Bono: forty years of rock in an autobiography

Bono, lead singer of U2, tells more than just a life as a rockstar, but half a century of stories in which rock has been central.

“If you have to be famous, of course, be funny, be irreverent”can we read in the memoirs of Bonotitled Surrender (Compromise), “the most underrated word in the dictionary, explains the charismatic singer of U2, the most powerful also because everyone is a winner because no one is. A command that calls for humility”. The work is chaptered around forty titles of U2 – not necessarily the best known – and articulated in an almost chronological order: one might have expected a sort of giant making of interplanetary hits, so many rallying cries for the various and varied causes defended by Paul David Hewson of his true name.

No diving into the heart of the creation of this fantastic success factory that is the Irish group, no trips to the recording studios that saw the birth of War, The Joshua Tree or The Unforgettable Fire. We find how Bono became not a star, but a symbol, as he details in the last pages of these astonishing memoirs, where we (re)discover his activism and what he did for “ease the pain of the world by demanding debt relief for developing countries or with his many exchanges with politicians and statesmen. We thus see him institutionalize during the 1980s a generous militancy, a clear and clean discourse, all led by an unshakable faith, a keen sense of philosophy and still a lot, a lot of politics.

Surrender tells first and foremost about the duality that had also gripped many mystical bluesmen, from Son House to Sister Rosetta Tharpe: namely the struggle between Good and Evil, having to choose between God and the Devil. Bono explains the pseudo-religious part of being a rockstar and, above all, how disorder can eventually become messianic. Everything is thus put into perspective with what the “big project” from U2 : a promise as much as an analysis of the potential pitfalls of the world of rock and pop, in particular the examination of its place in society and, therefore, in the world. We are far from classic rock autobiographies “I and this is my life”remains that we did not necessarily expect such a work from a rock songwriter.

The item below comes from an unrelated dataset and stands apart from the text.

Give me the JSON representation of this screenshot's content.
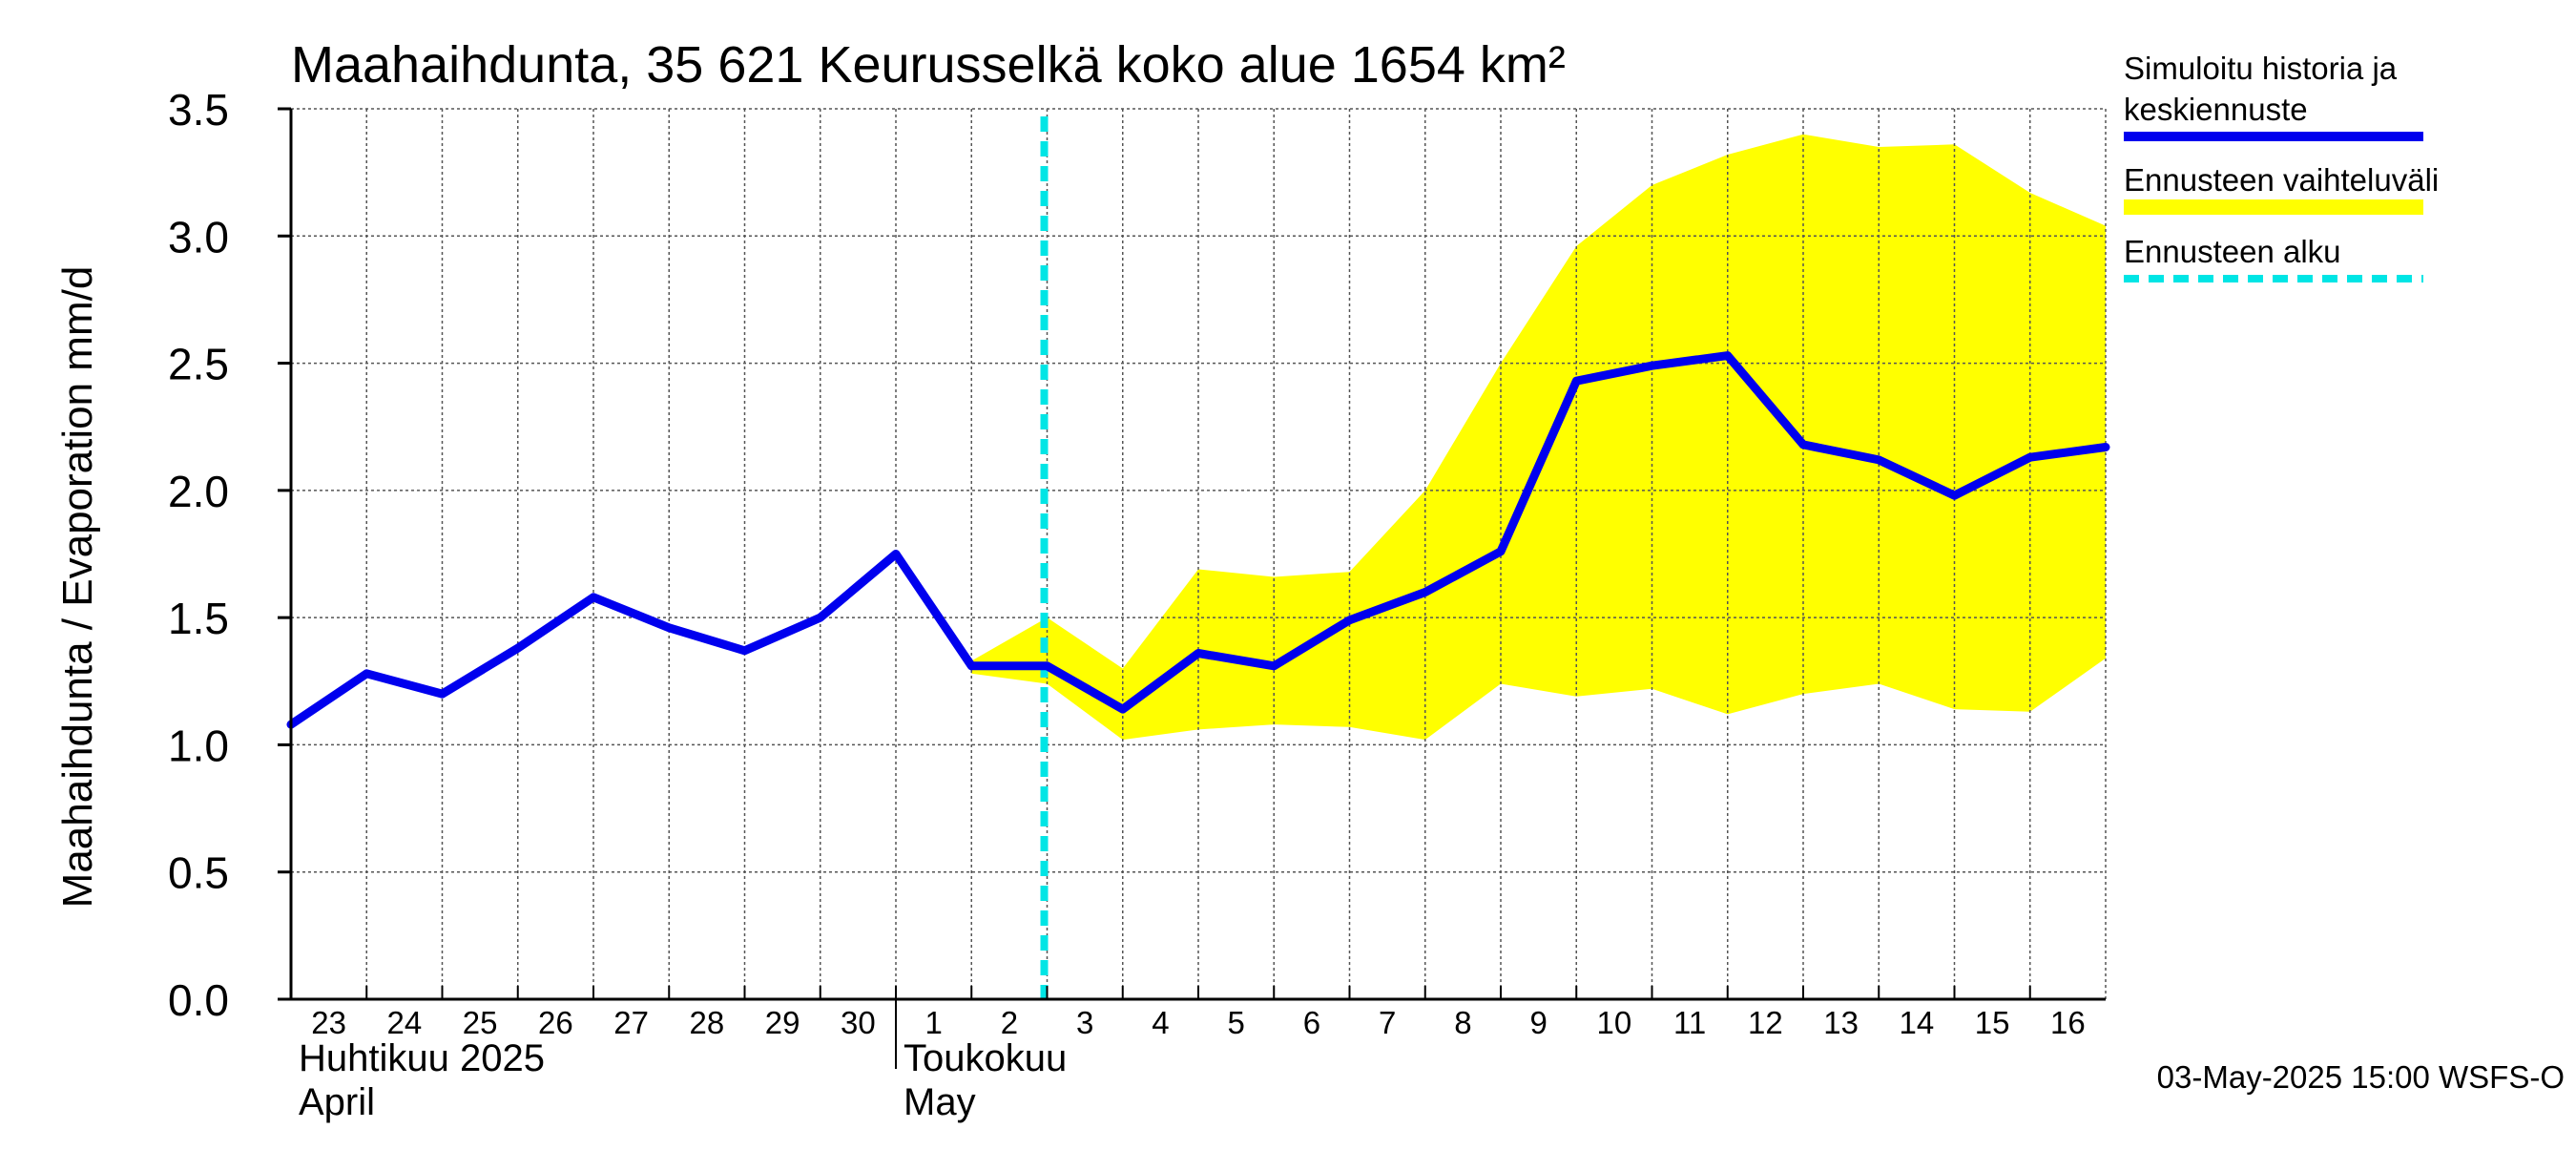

And it’s all to his credit: There is self-mockery, doubt and mea culpa: “The cerebral nature of our quests, mine in particular, can sometimes seem pretentious”writes bluntly the one who nevertheless admits having “an ego bigger than his self-esteem”. It is necessary to recognize that Bono is of a rare honesty, which we have always welcomed in these columns. He knows who he is and what he represents, he knows the criticisms that have been made to him since the beginning of his career and he does with it, hence his longevity in the rock’n’roll business. Just like his discretion on his family life, on Ali Hewson, to whom he dedicates this first book, the mother of his four children, met in high school in 1976, and already present at the very first rehearsal of the group.

But also about his three childhood friends who would go on to become one of the biggest bands in the world with him, The Edge, Larry Mullen Jr. and Adam Clayton. Surrender is designed as an object book equally punctuated by the appetite for Bono for drawing, “a form of meditation, a pleasure”. Forty small ink illustrations open each chapter. The line is loose, sketched, thrown, naive, without filter, close to automatic writing. All are accompanied by words that surround and sometimes cover them. In the middle of this 650-page pad, a notebook of around twenty collages and photographic cut-outs, most of which come from the family album. Happy memories where eras sometimes overlap.

First press cuttings, aftershows, signing of contracts, snapshots of the very beginnings and the words, always present: “If U2 is God, the Virgin Prunes are the devil”. Lists too, light, funny or deep: from the ideal menu of his childhood to the playlist listened to in the van during their first British tour, from “wise advice” to self-deprecating revelations about rockstars’ big myths and little secrets. And especially things learned about power from activists, where we remember that ideas are more important than ideology, and where Bono pays tribute to his friend Patti Smith, who had “all inclusive before everyone else” dans sa chanson “People Have the Power”

Loraine Adam

Find this topic on Surrender from Bonoand many others in our number 148, available on newsstands and on our online store.